I’m often asked what parents of young children can do to help their kids be ready for college.  While most of my writing is for high schoolers and their parents, I do have a suggestion or two to contribute to that discussion.

In my mind, the most important thing you can do toward this end is to make college a part of their life, one of your expectations, and something they learn about, talk about and hear about throughout their young life.  When it’s summer they will go swimming, when it’s Halloween they will go trick-or-treating, and when they’re finished with high school they will go to college.  As the parent, you can make it that way.

I call that college ideation, and I think it is critical to a person’s success in college.  (I can’t claim to be the originator of that term.  I remember reading it once when I was in graduate school, but have been unable to find it again to reference where I found it and whose concept it really is.)  What I’m talking about, though, is a person being able to imagine themselves at college, being successful.  It is particularly important to those who are first-generation college students or those with little support for higher education within their immediate family, but also applies more broadly to most everyone.  If a person cannot imaging themselves walking across a college campus, sitting in a class, studying, and being successful in college, it will be very difficult for them to actually do it.  By what you do, how you talk about college, and the way you expose your child to the world of jobs and careers, and to the life of a truly educated, involved citizen, you can affect their future success.  Limiting your discussions to college as simply job training is too simplistic and ignores one of the most important aims of higher education broadly educating individuals and making their contributions to society more meaningful.

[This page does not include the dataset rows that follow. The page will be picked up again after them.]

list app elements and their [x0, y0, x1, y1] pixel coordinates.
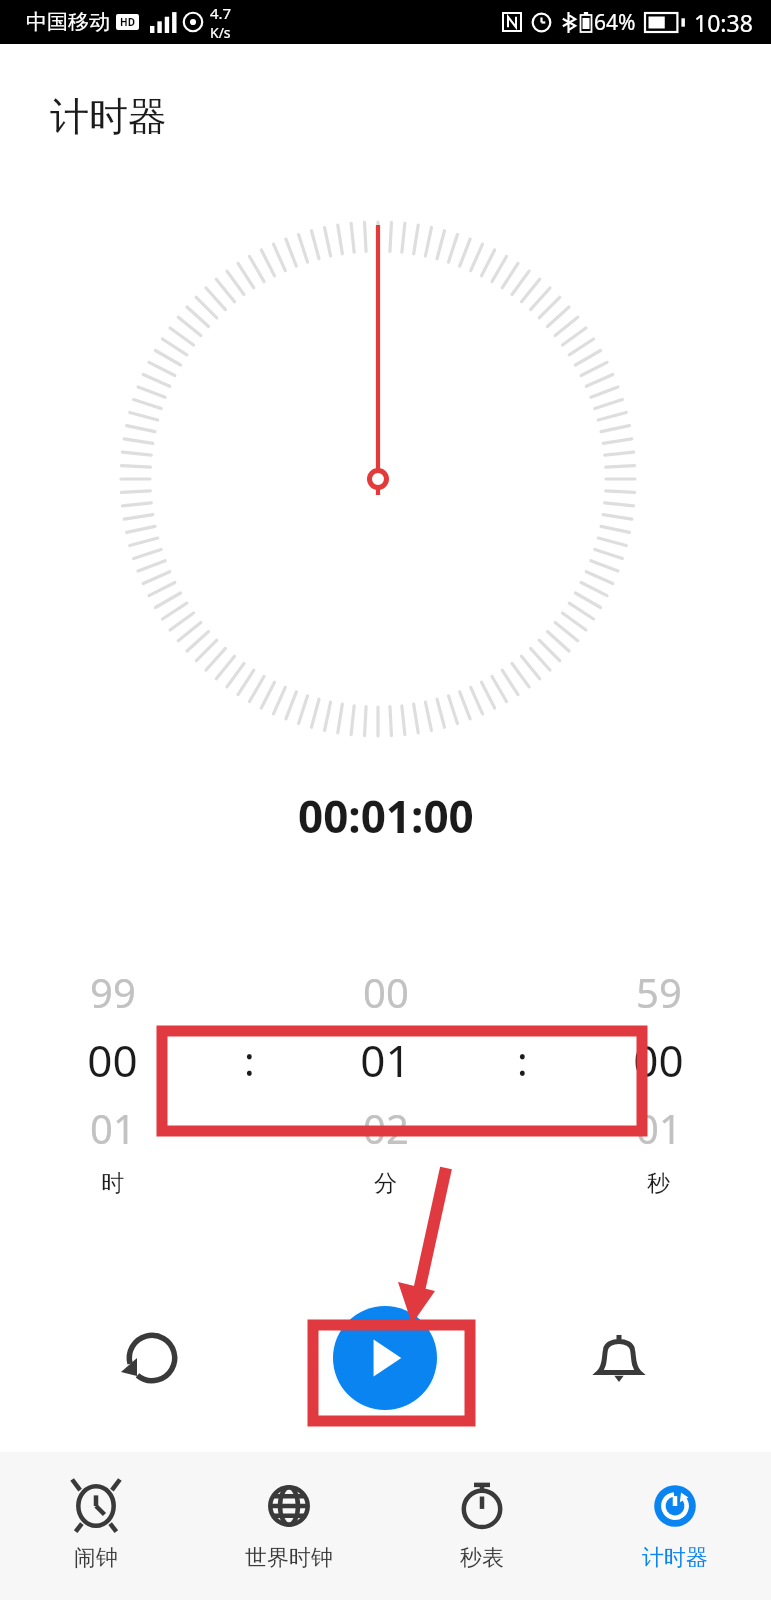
staticText: 计时器 — [642, 1544, 708, 1572]
button[interactable]: 秒 — [546, 1158, 771, 1208]
staticText: 中国移动 — [26, 9, 110, 35]
staticText: 时 — [101, 1169, 124, 1198]
staticText: K/s — [210, 23, 231, 42]
button[interactable]: Start — [333, 1306, 437, 1410]
button[interactable]: 01 — [273, 1022, 498, 1098]
button[interactable]: 世界时钟 — [192, 1452, 385, 1600]
button[interactable]: 分 — [273, 1158, 498, 1208]
button[interactable]: 秒表 — [385, 1452, 578, 1600]
staticText: 01 — [90, 1101, 136, 1155]
button[interactable]: 计时器 — [578, 1452, 771, 1600]
button[interactable]: 00 — [273, 962, 498, 1022]
button[interactable]: 时 — [0, 1158, 225, 1208]
staticText: 闹钟 — [74, 1544, 118, 1572]
button[interactable]: 闹钟 — [0, 1452, 192, 1600]
staticText: 分 — [374, 1169, 397, 1198]
staticText: : — [244, 1033, 255, 1087]
staticText: 01 — [636, 1101, 682, 1155]
staticText: 00 — [633, 1030, 684, 1090]
button[interactable]: Ringtone — [571, 1310, 667, 1406]
button[interactable]: 01 — [0, 1098, 225, 1158]
staticText: 计时器 — [50, 92, 167, 141]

In much the same way as a child imagines themselves as a professional baseball player hitting a game-winning homerun, or a lawyer imagines a perfect summation before a jury, or an Olympic sprinter uses imagery to prepare for their event… if you can’t imagine yourself doing it, there’s a good chance you can’t do it.  Practicing and imagining yourself doing something successfully, is an important part of preparation for many facets of life.  College is no different.

What you need to do is just make college a part of life.  As parents, we often talk to our children about what they’ll do next.  For example, “When you get bigger, you’ll go to school like your big brother” or “Next year, in middle school, you’ll have a lot of different teachers, each one teaching a different subject.” or “This year you hit the ball off of a tee, but next year one of your coaches will pitch to you”.  It seems like we don’t always talk about college in the same way, sometimes making it an “if” rather than a “when”.  By making college one of the steps in life that they are expected to do, you increase the likelihood that they’ll do it.  I don’t mean that not going to college is unacceptable, or that it is the only path to success in life.  But I do think it’s a part of having high standards and expectations for your child and their future.